Clark stated that the core of the story is fantasy, and that he knew she would be wielding a sword even before naming her character.

===Sadie Watkins===
The 21-year-old, loud-mouthed companion of Maryse and Cordelia, Sadie hunts Ku Kluxes with her Winchester rifle. Sadie is the vulgar member of the party of three, choosing to use racial slurs despite Maryse's protests. However, when Maryse's life is on the line, Sadie doesn't hesitate to save her. Before hearing Nana Jean's call, Sadie was on a rampage in Alabama after her grandfather was killed by Ku Kluxes.

===Cordelia "Cordy" "Chef" Lawrence===
The 27-year-old Cordy hunts "Ku Kluxes" with Maryse and Sadie. She fought in World War I serving with the Black Rattlers. She serves as the muscle of the trio, and prevents fights between Sadie's vulgar nature and Maryse's ethical nature. Due to her expertise in crafting bombs to kill German soldiers, she was nicknamed "Chef". She is gifted with "the sight" of witnessing the true forms of the Ku Kluxes. Cordy was originally a Harlem Hellfighter before being called to the service of Nana Jean. Chef is a lesbian.

===Nana Jean===
Serving as the leader of the trio, Nana Jean has the strongest connection to the Gullah culture and the ring shouts in her barn. Despite Maryse's doubts about Jean's old ways, she continues to regard her with praise. Nana Jean operates the barn in Georgia and uses her skills to make "Mama's Water", a way to ward off evil, and spread it throughout the rest of Georgia. Nana Jean called to the trio from their lives to be recruited by her in Macon to fight against the Ku Kluxes.

=== Ku Kluxes ===
The demonic forces summoned by the Ku Klux Klan, Ku Kluxes are indistinguishable from human members of the Klan, except to those who have "the sight". They can walk on all fours, grow huge torsos, stand nine feet tall, and have sharp claws, contorted limbs, spiky teeth, long snouts, and more grotesque features. Ku Kluxes are notable for their weak eyes, but strong noses. When they die, they crumble to ash. After their death, people who don't have "the sight" will not be able to see their monstrous characteristics. These monstrosities were summoned by the Second Klan on Devil's Night at Stone Mountain.

===Other characters===
- Molly, a freedwoman who analyzes Ku Kluxes.

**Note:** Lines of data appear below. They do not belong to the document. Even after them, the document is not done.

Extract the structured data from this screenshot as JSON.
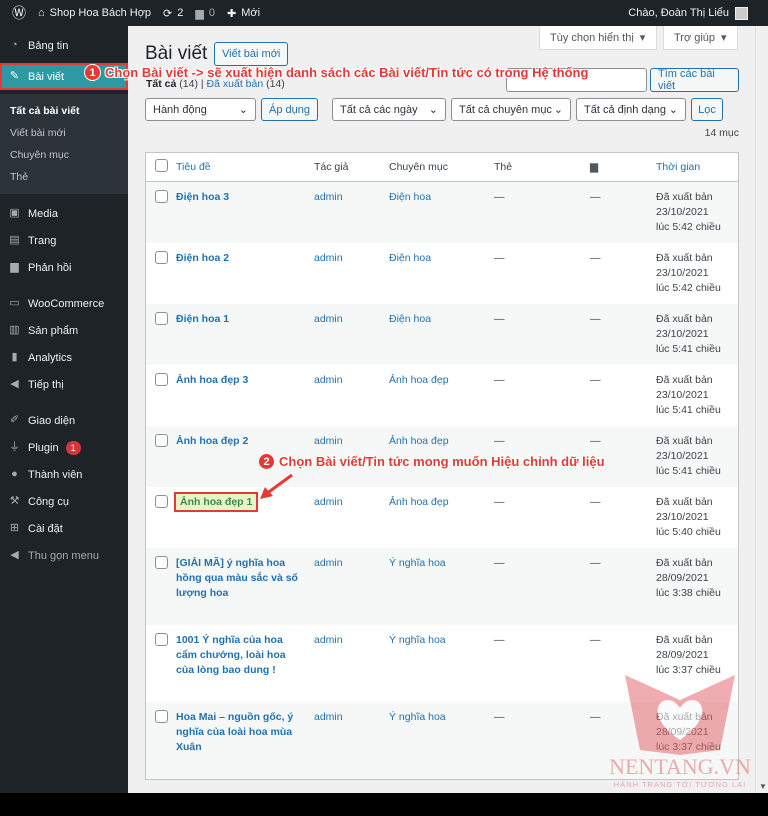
{
  "adminbar": {
    "site": "Shop Hoa Bách Hợp",
    "updates": "2",
    "comments": "0",
    "new": "Mới",
    "greeting": "Chào, Đoàn Thị Liểu"
  },
  "sidebar": {
    "items": [
      {
        "label": "Bảng tin",
        "icon": "dashboard-icon"
      },
      {
        "label": "Bài viết",
        "icon": "pin-icon"
      },
      {
        "label": "Media",
        "icon": "media-icon"
      },
      {
        "label": "Trang",
        "icon": "page-icon"
      },
      {
        "label": "Phản hồi",
        "icon": "comment-icon"
      },
      {
        "label": "WooCommerce",
        "icon": "woo-icon"
      },
      {
        "label": "Sản phẩm",
        "icon": "product-icon"
      },
      {
        "label": "Analytics",
        "icon": "chart-icon"
      },
      {
        "label": "Tiếp thị",
        "icon": "megaphone-icon"
      },
      {
        "label": "Giao diện",
        "icon": "brush-icon"
      },
      {
        "label": "Plugin",
        "icon": "plugin-icon",
        "badge": "1"
      },
      {
        "label": "Thành viên",
        "icon": "user-icon"
      },
      {
        "label": "Công cụ",
        "icon": "wrench-icon"
      },
      {
        "label": "Cài đặt",
        "icon": "settings-icon"
      },
      {
        "label": "Thu gọn menu",
        "icon": "collapse-icon"
      }
    ],
    "submenu": [
      "Tất cả bài viết",
      "Viết bài mới",
      "Chuyên mục",
      "Thẻ"
    ]
  },
  "screen_options": "Tùy chọn hiển thị",
  "help": "Trợ giúp",
  "page_title": "Bài viết",
  "add_new": "Viết bài mới",
  "views": {
    "all": "Tất cả",
    "all_count": "(14)",
    "sep": "|",
    "published": "Đã xuất bản",
    "published_count": "(14)"
  },
  "search_button": "Tìm các bài viết",
  "bulk_action": "Hành động",
  "apply": "Áp dụng",
  "dates": "Tất cả các ngày",
  "categories": "Tất cả chuyên mục",
  "formats": "Tất cả định dạng",
  "filter": "Lọc",
  "count": "14 mục",
  "columns": {
    "title": "Tiêu đề",
    "author": "Tác giả",
    "category": "Chuyên mục",
    "tags": "Thẻ",
    "date": "Thời gian"
  },
  "posts": [
    {
      "title": "Điện hoa 3",
      "author": "admin",
      "category": "Điện hoa",
      "tags": "—",
      "comments": "—",
      "status": "Đã xuất bản",
      "date": "23/10/2021",
      "time": "lúc 5:42 chiều"
    },
    {
      "title": "Điện hoa 2",
      "author": "admin",
      "category": "Điện hoa",
      "tags": "—",
      "comments": "—",
      "status": "Đã xuất bản",
      "date": "23/10/2021",
      "time": "lúc 5:42 chiều"
    },
    {
      "title": "Điện hoa 1",
      "author": "admin",
      "category": "Điện hoa",
      "tags": "—",
      "comments": "—",
      "status": "Đã xuất bản",
      "date": "23/10/2021",
      "time": "lúc 5:41 chiều"
    },
    {
      "title": "Ảnh hoa đẹp 3",
      "author": "admin",
      "category": "Ảnh hoa đẹp",
      "tags": "—",
      "comments": "—",
      "status": "Đã xuất bản",
      "date": "23/10/2021",
      "time": "lúc 5:41 chiều"
    },
    {
      "title": "Ảnh hoa đẹp 2",
      "author": "admin",
      "category": "Ảnh hoa đẹp",
      "tags": "—",
      "comments": "—",
      "status": "Đã xuất bản",
      "date": "23/10/2021",
      "time": "lúc 5:41 chiều"
    },
    {
      "title": "Ảnh hoa đẹp 1",
      "author": "admin",
      "category": "Ảnh hoa đẹp",
      "tags": "—",
      "comments": "—",
      "status": "Đã xuất bản",
      "date": "23/10/2021",
      "time": "lúc 5:40 chiều"
    },
    {
      "title": "[GIẢI MÃ] ý nghĩa hoa hồng qua màu sắc và số lượng hoa",
      "author": "admin",
      "category": "Ý nghĩa hoa",
      "tags": "—",
      "comments": "—",
      "status": "Đã xuất bản",
      "date": "28/09/2021",
      "time": "lúc 3:38 chiều"
    },
    {
      "title": "1001 Ý nghĩa của hoa cẩm chướng, loài hoa của lòng bao dung !",
      "author": "admin",
      "category": "Ý nghĩa hoa",
      "tags": "—",
      "comments": "—",
      "status": "Đã xuất bản",
      "date": "28/09/2021",
      "time": "lúc 3:37 chiều"
    },
    {
      "title": "Hoa Mai – nguồn gốc, ý nghĩa của loài hoa mùa Xuân",
      "author": "admin",
      "category": "Ý nghĩa hoa",
      "tags": "—",
      "comments": "—",
      "status": "Đã xuất bản",
      "date": "28/09/2021",
      "time": "lúc 3:37 chiều"
    }
  ],
  "annotations": {
    "step1_num": "1",
    "step1": "Chọn Bài viết -> sẽ xuất hiện danh sách các Bài viết/Tin tức có trong Hệ thống",
    "step2_num": "2",
    "step2": "Chọn Bài viết/Tin tức mong muốn Hiệu chỉnh dữ liệu"
  },
  "watermark": {
    "name": "NENTANG.VN",
    "tagline": "HÀNH TRANG TỚI TƯƠNG LAI"
  }
}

Her family were slaves of the Choctaw.
- Emma Krauss, a German Jewish socialist revolutionary.
- Michael George, Maryse's beau
- Dr Antoine Bisset, a doctor from 1937 who serves the ghoulish Night Doctors
- Aunties Margaret, Ondine, and Jadine, 3 fox-like haints who provide aid and advice to Maryse

==Critical reception==
NPR's Danny Lore describes the story as "a demonic horror twist on the Jim Crow South," praising "Clark's craft and thoughtfulness... in his use of history", and his "incredibly lively cast" of characters. Lore draws favorable comparisons between Clark's usage of Black history, and the role of that same history in Lovecraft Country (2020) and Watchmen (2019).

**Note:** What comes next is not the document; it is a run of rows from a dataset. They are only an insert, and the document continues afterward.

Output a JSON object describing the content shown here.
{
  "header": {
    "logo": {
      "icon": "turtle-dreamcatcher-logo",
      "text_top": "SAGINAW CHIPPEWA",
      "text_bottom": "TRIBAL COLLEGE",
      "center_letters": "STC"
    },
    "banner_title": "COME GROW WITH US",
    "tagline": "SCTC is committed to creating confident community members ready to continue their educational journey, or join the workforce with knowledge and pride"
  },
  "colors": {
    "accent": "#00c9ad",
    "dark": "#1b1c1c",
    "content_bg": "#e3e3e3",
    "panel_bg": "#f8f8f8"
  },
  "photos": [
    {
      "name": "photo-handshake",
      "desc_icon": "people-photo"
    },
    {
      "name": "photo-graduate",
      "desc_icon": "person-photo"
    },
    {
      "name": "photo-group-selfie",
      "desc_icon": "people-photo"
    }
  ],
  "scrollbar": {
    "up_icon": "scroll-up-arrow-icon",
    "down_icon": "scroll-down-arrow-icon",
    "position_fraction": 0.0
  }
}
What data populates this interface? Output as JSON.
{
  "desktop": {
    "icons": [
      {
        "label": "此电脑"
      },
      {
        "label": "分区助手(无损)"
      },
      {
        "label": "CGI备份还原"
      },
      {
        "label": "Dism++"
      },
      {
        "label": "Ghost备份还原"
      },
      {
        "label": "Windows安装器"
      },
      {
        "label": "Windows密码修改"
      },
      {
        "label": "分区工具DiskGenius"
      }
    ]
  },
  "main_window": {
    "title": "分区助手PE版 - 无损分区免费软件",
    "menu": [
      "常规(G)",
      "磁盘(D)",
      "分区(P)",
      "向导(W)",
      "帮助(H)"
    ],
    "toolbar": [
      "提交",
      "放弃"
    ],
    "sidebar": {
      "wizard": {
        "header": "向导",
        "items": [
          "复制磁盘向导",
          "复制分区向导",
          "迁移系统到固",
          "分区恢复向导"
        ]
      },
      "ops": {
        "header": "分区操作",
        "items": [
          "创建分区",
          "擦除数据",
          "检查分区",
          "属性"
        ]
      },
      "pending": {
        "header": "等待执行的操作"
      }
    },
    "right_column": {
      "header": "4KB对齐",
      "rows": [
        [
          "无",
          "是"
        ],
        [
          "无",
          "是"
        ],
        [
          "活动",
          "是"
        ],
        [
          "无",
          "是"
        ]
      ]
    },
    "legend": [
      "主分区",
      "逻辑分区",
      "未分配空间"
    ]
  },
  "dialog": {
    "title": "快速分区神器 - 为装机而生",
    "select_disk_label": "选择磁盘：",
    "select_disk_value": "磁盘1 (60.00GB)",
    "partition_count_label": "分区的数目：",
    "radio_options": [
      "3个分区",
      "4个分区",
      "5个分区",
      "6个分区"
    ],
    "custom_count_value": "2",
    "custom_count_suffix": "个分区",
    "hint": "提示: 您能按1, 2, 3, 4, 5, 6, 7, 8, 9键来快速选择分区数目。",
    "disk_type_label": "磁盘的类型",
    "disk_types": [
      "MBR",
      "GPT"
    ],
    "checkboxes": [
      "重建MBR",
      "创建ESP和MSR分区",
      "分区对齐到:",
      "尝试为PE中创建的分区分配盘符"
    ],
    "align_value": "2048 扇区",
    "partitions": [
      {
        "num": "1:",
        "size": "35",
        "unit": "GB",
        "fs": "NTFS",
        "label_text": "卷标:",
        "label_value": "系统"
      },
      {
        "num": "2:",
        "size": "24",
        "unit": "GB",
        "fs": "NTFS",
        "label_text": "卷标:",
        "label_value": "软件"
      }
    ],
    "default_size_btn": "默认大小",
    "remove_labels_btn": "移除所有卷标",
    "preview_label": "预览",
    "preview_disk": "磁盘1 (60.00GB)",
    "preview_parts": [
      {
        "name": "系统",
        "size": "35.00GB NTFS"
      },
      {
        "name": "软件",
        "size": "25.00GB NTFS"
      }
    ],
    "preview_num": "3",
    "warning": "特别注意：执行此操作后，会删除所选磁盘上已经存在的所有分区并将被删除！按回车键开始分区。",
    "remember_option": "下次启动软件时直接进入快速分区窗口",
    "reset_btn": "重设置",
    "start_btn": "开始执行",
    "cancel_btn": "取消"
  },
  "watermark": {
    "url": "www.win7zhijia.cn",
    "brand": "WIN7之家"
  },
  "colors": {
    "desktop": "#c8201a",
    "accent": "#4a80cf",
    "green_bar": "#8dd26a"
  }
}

| Year | Award | Category | Result | Ref. |
| 2020 | Goodreads Choice Awards | Horror | Finalist—15th |  |
| Nebula Award | Novella | Won |  |
| Shirley Jackson Award | Novella | Finalist |  |
| 2021 | British Fantasy Award | Novella | Won |  |
| Hugo Award | Novella | Finalist |  |
| Hurston/Wright Legacy Award | Fiction | Nominated |  |
| Ignyte Award | Novella | Finalist |  |
| Locus Award | Best Novella | Won |  |
| RUSA Codes Reading List | Fantasy | Shortlisted |  |
| World Fantasy Award | Novella | Finalist |  |

==Adaptation==
In December 2020 Skydance Television announced the acquisition of the rights to produce a television series based on Clark's novella, with Kasi Lemmons writing and directing as showrunner. Deadline reported that Kiki Layne is currently the only lead cast member of the project. That same month, Clark revealed on his blog, The Musings of a Disgruntled Haradrim..., his conversations with Lemmons, Layne, and producers, while sharing his excitement for the adaptation's development.